Hoje mudei de sala no meu trabalho mais uma vez e mudanças me deixam meio dispersiva, por isso vou ser bem objetiva e apenas divulgar a programação do evento que vai acontecer a partir de depois de amanhã na Chapada dos Guimarães (a cerca de 62 km de Cuiabá).
Gente, vai ter festival de jazz! É bom demais pra ser verdade. Eu tinha ouvido falar desse festival há uns dois meses, mas depois não ouvi mais nada e achei que tinha dançado. Ontem recebi por email a programação (através da assessoria do jornalista João Negrão) e fiquei muito feliz. Fiquei mais feliz ainda quando soube que é tudo de graça e o curador do festival é o músico Ebinho Cardoso - uma garantia de qualidade e seriedade.

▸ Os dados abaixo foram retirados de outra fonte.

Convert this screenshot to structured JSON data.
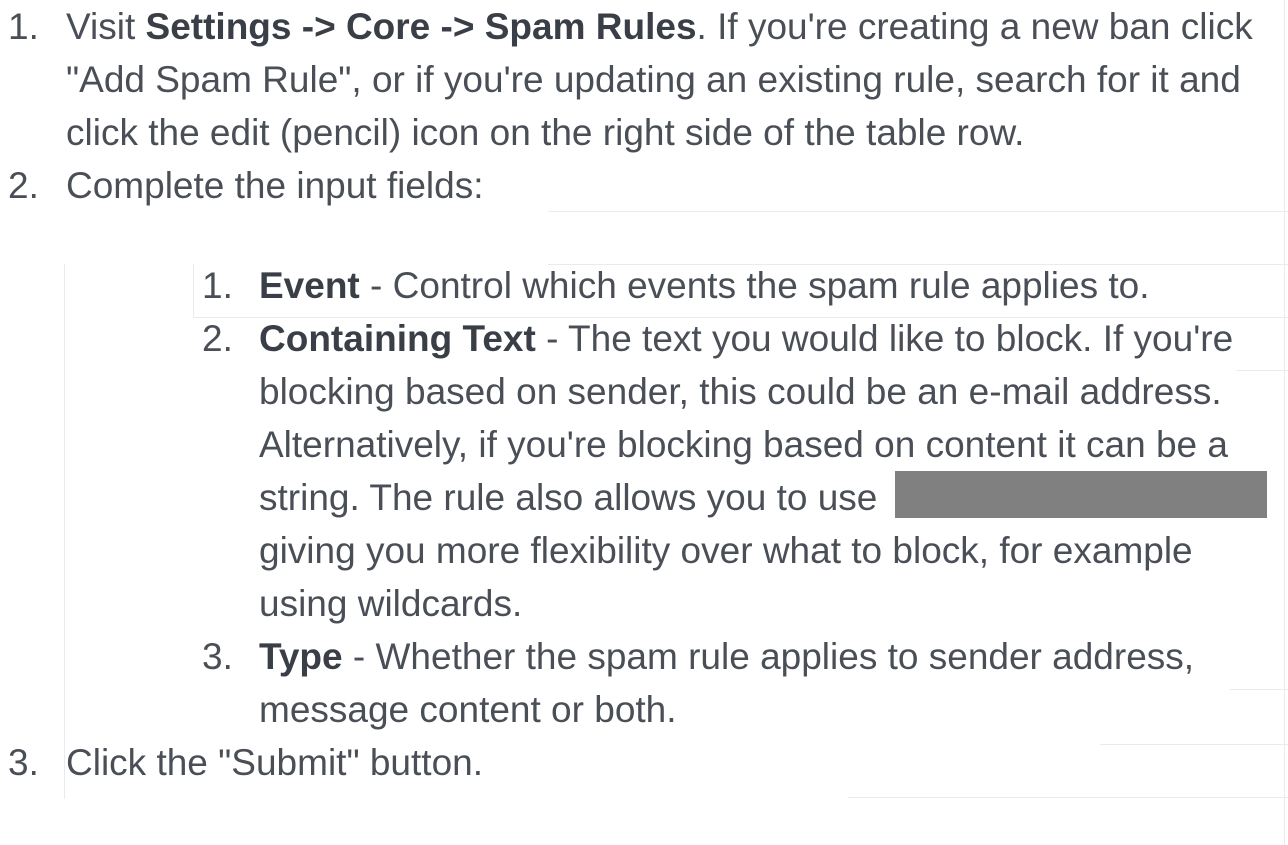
{
  "steps": [
    {
      "number": "1.",
      "prefix": "Visit ",
      "bold": "Settings -> Core -> Spam Rules",
      "suffix": ". If you're creating a new ban click \"Add Spam Rule\", or if you're updating an existing rule, search for it and click the edit (pencil) icon on the right side of the table row."
    },
    {
      "number": "2.",
      "text": "Complete the input fields:",
      "fields": [
        {
          "number": "1.",
          "bold": "Event",
          "text": " - Control which events the spam rule applies to."
        },
        {
          "number": "2.",
          "bold": "Containing Text",
          "text_before": " - The text you would like to block. If you're blocking based on sender, this could be an e-mail address. Alternatively, if you're blocking based on content it can be a string. The rule also allows you to use",
          "text_after": "giving you more flexibility over what to block, for example using wildcards."
        },
        {
          "number": "3.",
          "bold": "Type",
          "text": " - Whether the spam rule applies to sender address, message content or both."
        }
      ]
    },
    {
      "number": "3.",
      "text": "Click the \"Submit\" button."
    }
  ]
}
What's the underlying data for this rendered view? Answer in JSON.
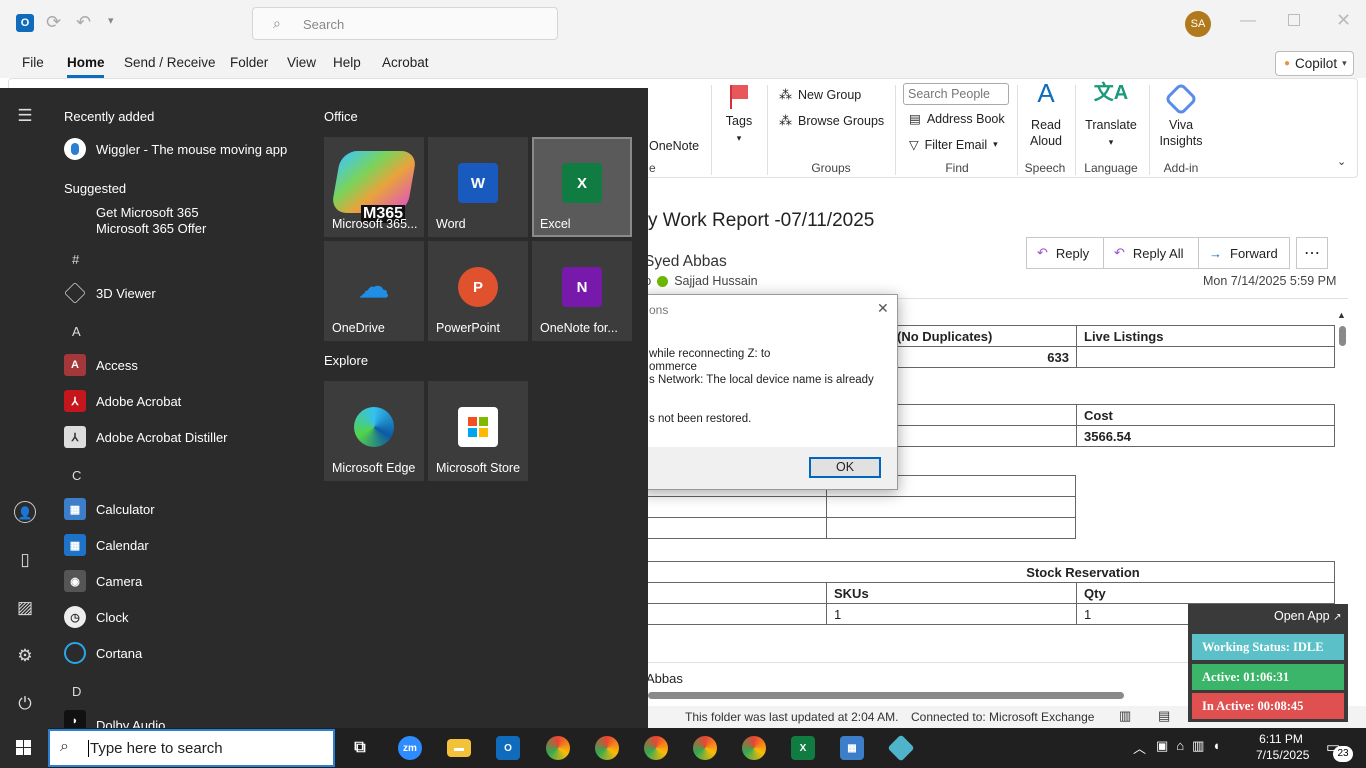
{
  "titlebar": {
    "search_placeholder": "Search",
    "avatar_initials": "SA"
  },
  "menubar": {
    "items": [
      "File",
      "Home",
      "Send / Receive",
      "Folder",
      "View",
      "Help",
      "Acrobat"
    ],
    "copilot": "Copilot"
  },
  "ribbon": {
    "onenote": "OneNote",
    "tags": "Tags",
    "new_group": "New Group",
    "browse_groups": "Browse Groups",
    "groups_label": "Groups",
    "search_people_placeholder": "Search People",
    "address_book": "Address Book",
    "filter_email": "Filter Email",
    "find_label": "Find",
    "read_aloud_1": "Read",
    "read_aloud_2": "Aloud",
    "speech_label": "Speech",
    "translate": "Translate",
    "language_label": "Language",
    "viva_1": "Viva",
    "viva_2": "Insights",
    "addin_label": "Add-in"
  },
  "message": {
    "subject": "y Work Report -07/11/2025",
    "sender": "Syed Abbas",
    "to_prefix": "To",
    "recipient": "Sajjad Hussain",
    "date": "Mon 7/14/2025 5:59 PM",
    "reply": "Reply",
    "reply_all": "Reply All",
    "forward": "Forward",
    "t1": {
      "h1": "(No Duplicates)",
      "h2": "Live Listings",
      "v1": "633",
      "v2": ""
    },
    "t2": {
      "h1": "Cost",
      "v1": "3566.54"
    },
    "t4": {
      "title": "Stock Reservation",
      "h1": "SKUs",
      "h2": "Qty",
      "v1": "1",
      "v2": "1"
    },
    "signature": "Abbas"
  },
  "dialog": {
    "title": "ons",
    "line1": "while reconnecting Z: to",
    "line2": "ommerce",
    "line3": "s Network: The local device name is already",
    "line4": "s not been restored.",
    "ok": "OK"
  },
  "statusbar": {
    "updated": "This folder was last updated at 2:04 AM.",
    "connected": "Connected to: Microsoft Exchange"
  },
  "startmenu": {
    "recently_added": "Recently added",
    "wiggler": "Wiggler - The mouse moving app",
    "suggested": "Suggested",
    "m365_line1": "Get Microsoft 365",
    "m365_line2": "Microsoft 365 Offer",
    "letters": [
      "#",
      "A",
      "C",
      "D"
    ],
    "apps": [
      "3D Viewer",
      "Access",
      "Adobe Acrobat",
      "Adobe Acrobat Distiller",
      "Calculator",
      "Calendar",
      "Camera",
      "Clock",
      "Cortana",
      "Dolby Audio"
    ],
    "office_header": "Office",
    "explore_header": "Explore",
    "tiles": [
      "Microsoft 365...",
      "Word",
      "Excel",
      "OneDrive",
      "PowerPoint",
      "OneNote for...",
      "Microsoft Edge",
      "Microsoft Store"
    ],
    "m365_badge": "M365"
  },
  "taskbar": {
    "search_placeholder": "Type here to search",
    "time": "6:11 PM",
    "date": "7/15/2025",
    "notif_count": "23"
  },
  "widget": {
    "open_app": "Open App",
    "status": "Working Status: IDLE",
    "active": "Active: 01:06:31",
    "inactive": "In Active: 00:08:45"
  },
  "colors": {
    "accent": "#0f6cbd",
    "widget_idle": "#5bc0c8",
    "widget_active": "#3ab56a",
    "widget_inactive": "#e05050"
  }
}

Na sexta-feira, a partir de 20h, apresentam-se José Namen e Nélson Faria e, em seguida, Celso Pixinga Trio e Galinha Caipira Completa. No sábado, a programação segue com Roberto e Eduardo Taufic, continua com Ademir Júnior Quarteto e se encerra com David Feldman. Tudo vai acontecer na "rua dos restaurantes". Dessa turma, já ouvi o trabalho de José Namen (mineiro radicado em Mato Grosso), do baixista Celso Pixinga (SP) e do saxofonista Ademir Júnior (de Brasília).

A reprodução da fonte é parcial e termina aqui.